The next level of practice is coined in India as sadhana.  Sadhana is a Sanskrit word commonly found in conversations and ancient texts on spiritual practices that aim for life’s ultimate goal (according to Sanskrit literature and known by various terms) Moskha – liberation of the soul.  

The Indian classical art context is a cultural matrix shared by Yoga, Vedanta, Shaivism, Tantra, Buddhism, and so forth.  The goal of life is defined from the earliest ancient texts and our artistic theories are built upon these assumptions.  For this reason the viewpoint is that life is a path – a journey towards this goal (of liberation) and everything we do in this lifetime either helps us reach the goal, or takes us farther from this goal.  Art and the spiritual journey are entwined at the most intrinsic levels and it is said that the path of art can lead one to Moksha.  It is for this very reason that the last dance choreography in our Odissi dance repertoire is called ‘Mokhsa’. 

Sadhana means unflinching, sacrificial, dedicated practice – with a goal of spiritual transcendence in mind.  This later part of the definition is what differentiates sadhana from riyaz.  While riyaz can be undertaken simply for self glory and to reach fame… Sadhana asserts that the goal must be defined as a spiritual one. 

Those of us training in parampara or lineage based arts practices in India have all heard our Gurus define the way we should approach our art as ‘a life of sadhana’ – a life of incredible sacrifice and focus.  Through this one pointed focus, concentration and commitment to the art of practice (sadhana) we are told that we can even achieve siddhis – miraculous powers one gets by accessing new levels of awareness achieved in meditative-like states of practice!  

Students of classical yoga will recognize this term from studying Patanjali’s Yoga Sutras, where sage Patanjali describes the ‘super human powers’ one can attain through the rigors of Yogic sadhana.  Sadhana of any kind aims at complete and total transformation and transcendence of all that is mundane, all that we know to be possible, and all that we previously assumed of ourself. 

One of the important instructions I have been given by my own Gurus (whether it be my Mokhsa Guru who gave me a personal meditation/worship practice, my Kalaripayattu or music teachers, or my Odissi Guru)… Sadhana is done EVERY DAY, no matter what.  No matter how we “feel”.  It is our duty, our life, our very source of power and self-knowledge.

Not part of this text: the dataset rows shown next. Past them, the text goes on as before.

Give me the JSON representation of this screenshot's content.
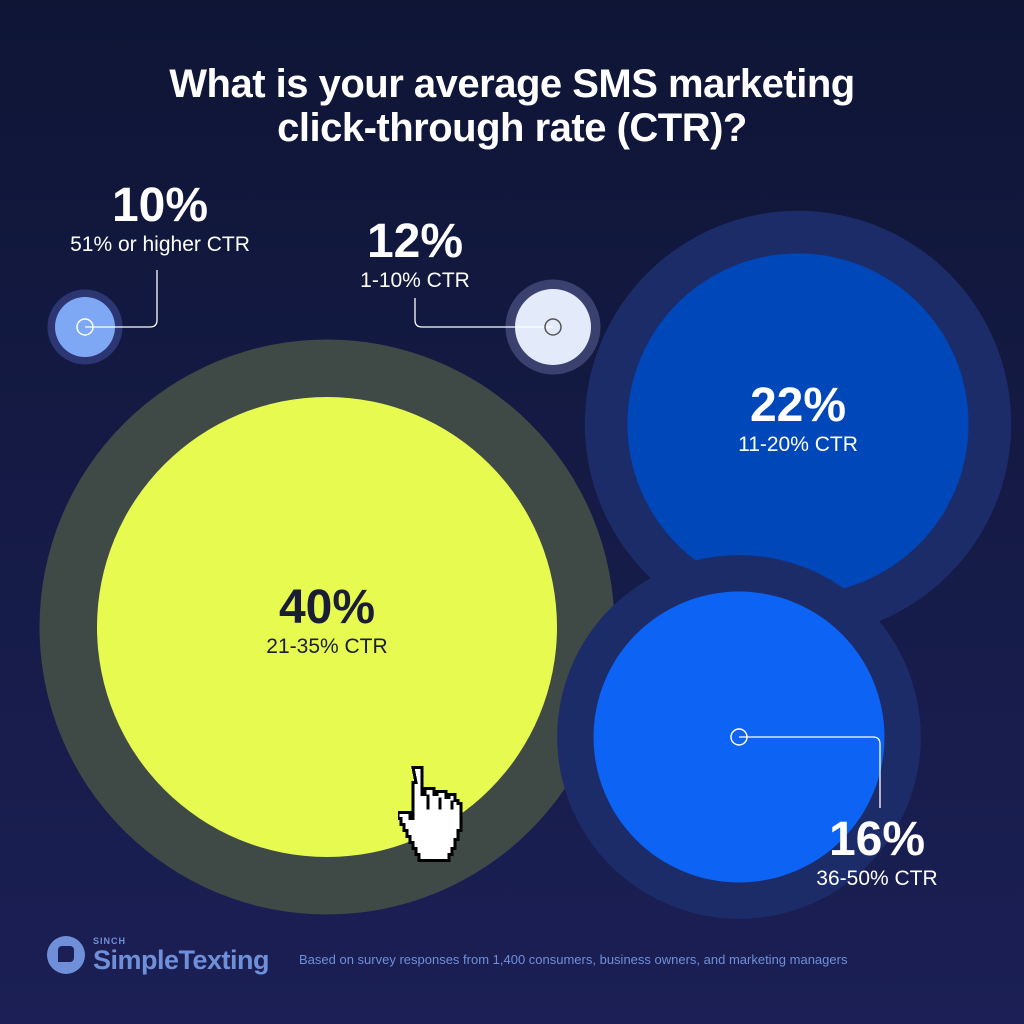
{
  "chart_data": {
    "type": "bubble",
    "title": "What is your average SMS marketing click-through rate (CTR)?",
    "title_lines": [
      "What is your average SMS marketing",
      "click-through rate (CTR)?"
    ],
    "unit": "%",
    "categories": [
      "51% or higher CTR",
      "1-10% CTR",
      "11-20% CTR",
      "21-35% CTR",
      "36-50% CTR"
    ],
    "values": [
      10,
      12,
      22,
      40,
      16
    ],
    "value_labels": [
      "10%",
      "12%",
      "22%",
      "40%",
      "16%"
    ],
    "colors": [
      "#7ea8f4",
      "#e3ebfa",
      "#0047b9",
      "#e6fa50",
      "#0c63f4"
    ],
    "ring_colors": [
      "#2b3672",
      "#3b416f",
      "#1b2c69",
      "#3f4946",
      "#1c2c69"
    ]
  },
  "footer": {
    "brand_prefix": "SINCH",
    "brand_name": "SimpleTexting",
    "note": "Based on survey responses from 1,400 consumers, business owners, and marketing managers"
  },
  "colors": {
    "brand": "#6f8fd8",
    "background": "#141a44"
  }
}
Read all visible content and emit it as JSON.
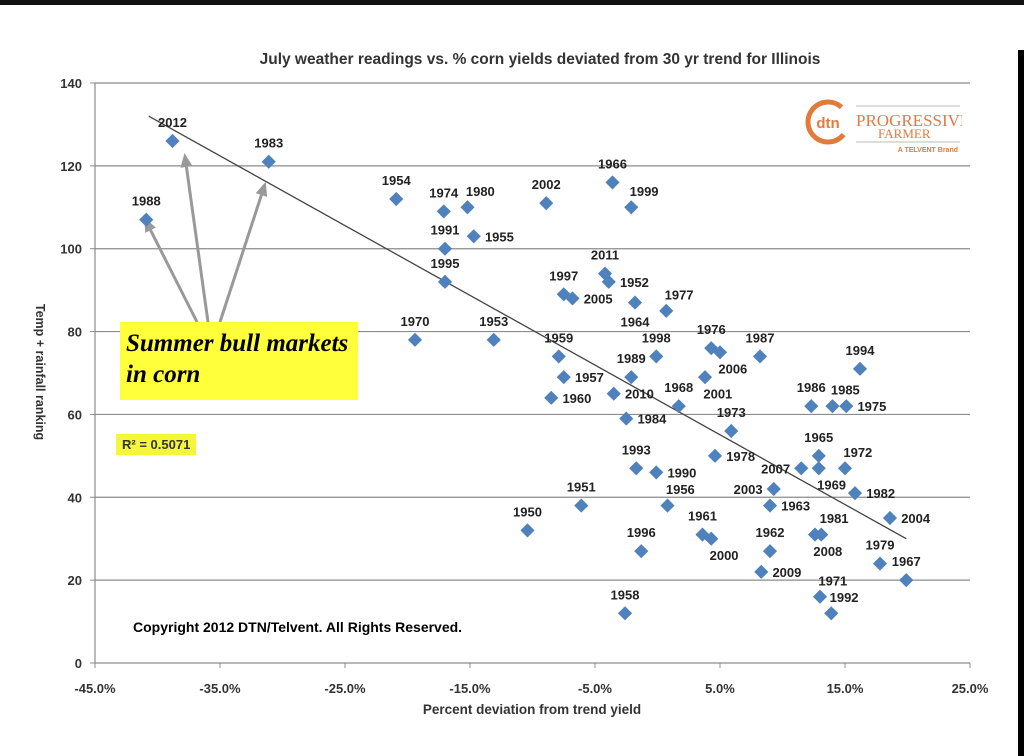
{
  "chart_data": {
    "type": "scatter",
    "title": "July weather readings vs. % corn yields deviated from 30 yr trend for Illinois",
    "xlabel": "Percent deviation from trend yield",
    "ylabel": "Temp + rainfall ranking",
    "xlim": [
      -45,
      25
    ],
    "ylim": [
      0,
      140
    ],
    "xticks": [
      "-45.0%",
      "-35.0%",
      "-25.0%",
      "-15.0%",
      "-5.0%",
      "5.0%",
      "15.0%",
      "25.0%"
    ],
    "yticks": [
      "0",
      "20",
      "40",
      "60",
      "80",
      "100",
      "120",
      "140"
    ],
    "grid": "horizontal",
    "marker_color": "#4f81bd",
    "points": [
      {
        "label": "2012",
        "x": -38.8,
        "y": 126
      },
      {
        "label": "1983",
        "x": -31.1,
        "y": 121
      },
      {
        "label": "1988",
        "x": -40.9,
        "y": 107
      },
      {
        "label": "1954",
        "x": -20.9,
        "y": 112
      },
      {
        "label": "1974",
        "x": -17.1,
        "y": 109
      },
      {
        "label": "1980",
        "x": -15.2,
        "y": 110
      },
      {
        "label": "1955",
        "x": -14.7,
        "y": 103
      },
      {
        "label": "1991",
        "x": -17.0,
        "y": 100
      },
      {
        "label": "1995",
        "x": -17.0,
        "y": 92
      },
      {
        "label": "1970",
        "x": -19.4,
        "y": 78
      },
      {
        "label": "1953",
        "x": -13.1,
        "y": 78
      },
      {
        "label": "2002",
        "x": -8.9,
        "y": 111
      },
      {
        "label": "1966",
        "x": -3.6,
        "y": 116
      },
      {
        "label": "1999",
        "x": -2.1,
        "y": 110
      },
      {
        "label": "2011",
        "x": -4.2,
        "y": 94
      },
      {
        "label": "1952",
        "x": -3.9,
        "y": 92
      },
      {
        "label": "1997",
        "x": -7.5,
        "y": 89
      },
      {
        "label": "2005",
        "x": -6.8,
        "y": 88
      },
      {
        "label": "1964",
        "x": -1.8,
        "y": 87
      },
      {
        "label": "1977",
        "x": 0.7,
        "y": 85
      },
      {
        "label": "1959",
        "x": -7.9,
        "y": 74
      },
      {
        "label": "1957",
        "x": -7.5,
        "y": 69
      },
      {
        "label": "1960",
        "x": -8.5,
        "y": 64
      },
      {
        "label": "1998",
        "x": -0.1,
        "y": 74
      },
      {
        "label": "1989",
        "x": -2.1,
        "y": 69
      },
      {
        "label": "2010",
        "x": -3.5,
        "y": 65
      },
      {
        "label": "1984",
        "x": -2.5,
        "y": 59
      },
      {
        "label": "1976",
        "x": 4.3,
        "y": 76
      },
      {
        "label": "2006",
        "x": 5.0,
        "y": 75
      },
      {
        "label": "2001",
        "x": 3.8,
        "y": 69
      },
      {
        "label": "1987",
        "x": 8.2,
        "y": 74
      },
      {
        "label": "1968",
        "x": 1.7,
        "y": 62
      },
      {
        "label": "1973",
        "x": 5.9,
        "y": 56
      },
      {
        "label": "1978",
        "x": 4.6,
        "y": 50
      },
      {
        "label": "1994",
        "x": 16.2,
        "y": 71
      },
      {
        "label": "1986",
        "x": 12.3,
        "y": 62
      },
      {
        "label": "1985",
        "x": 14.0,
        "y": 62
      },
      {
        "label": "1975",
        "x": 15.1,
        "y": 62
      },
      {
        "label": "1965",
        "x": 12.9,
        "y": 50
      },
      {
        "label": "1969",
        "x": 12.9,
        "y": 47
      },
      {
        "label": "2007",
        "x": 11.5,
        "y": 47
      },
      {
        "label": "2003",
        "x": 9.3,
        "y": 42
      },
      {
        "label": "1963",
        "x": 9.0,
        "y": 38
      },
      {
        "label": "1972",
        "x": 15.0,
        "y": 47
      },
      {
        "label": "1982",
        "x": 15.8,
        "y": 41
      },
      {
        "label": "2004",
        "x": 18.6,
        "y": 35
      },
      {
        "label": "1979",
        "x": 17.8,
        "y": 24
      },
      {
        "label": "1967",
        "x": 19.9,
        "y": 20
      },
      {
        "label": "2008",
        "x": 12.6,
        "y": 31
      },
      {
        "label": "1981",
        "x": 13.1,
        "y": 31
      },
      {
        "label": "1962",
        "x": 9.0,
        "y": 27
      },
      {
        "label": "2009",
        "x": 8.3,
        "y": 22
      },
      {
        "label": "1971",
        "x": 13.0,
        "y": 16
      },
      {
        "label": "1992",
        "x": 13.9,
        "y": 12
      },
      {
        "label": "1993",
        "x": -1.7,
        "y": 47
      },
      {
        "label": "1990",
        "x": -0.1,
        "y": 46
      },
      {
        "label": "1951",
        "x": -6.1,
        "y": 38
      },
      {
        "label": "1956",
        "x": 0.8,
        "y": 38
      },
      {
        "label": "1950",
        "x": -10.4,
        "y": 32
      },
      {
        "label": "1961",
        "x": 3.6,
        "y": 31
      },
      {
        "label": "2000",
        "x": 4.3,
        "y": 30
      },
      {
        "label": "1996",
        "x": -1.3,
        "y": 27
      },
      {
        "label": "1958",
        "x": -2.6,
        "y": 12
      }
    ],
    "trendline": {
      "x": [
        -40.7,
        19.9
      ],
      "y": [
        132,
        30
      ]
    },
    "r_squared_label": "R² = 0.5071",
    "annotation": "Summer bull markets in corn",
    "annotation_arrow_targets": [
      "1988",
      "2012",
      "1983"
    ],
    "copyright": "Copyright 2012 DTN/Telvent. All Rights Reserved.",
    "logo": {
      "mark": "dtn",
      "name": "PROGRESSIVE FARMER",
      "tagline": "A TELVENT Brand",
      "color": "#e07b3c"
    }
  }
}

So today I write you from my solitary confinement, on home lock down at my tiny house in Rajasthan.  Since this whole crisis began to unfold, I have found my moods swinging between extremes.  From hopeful and optimistic… to frustration and lack of motivation.  The stress of being separated from my husband while his situation grows more complicated and the fear of the unknown we are all facing… I must admit it has been a challenging time!

But we have been training for this!  The thread that runs through each day of my life, whether a happy day or a day clouded by fear… is sadhana.  Whether I want to or not; whether I feel inspired to, or not… I keep forging on with my daily practices of dance, yoga and meditation.  This gift and self-responsibility given to me by my Gurus has become the foundation of my days and my very outlook on life.  One thing I notice its that always, always – I walk away from my sadhana feeling better.

One thing I reminded our students of in the last theory class at SSD in Session #2  was: “You are not ordinary people.  Stop setting your standards at the mediocrity of the general mass of our societies.  You are Extra-Ordinary!”.  This is the commitment we make when we enter into the world of sadhana, those ‘rules’ of behavior and thought assumed by the mass of society no longer apply us.  When we choose sadhana, we willingly recalibrate our vision of life and set our sights on a higher vision of life and ART.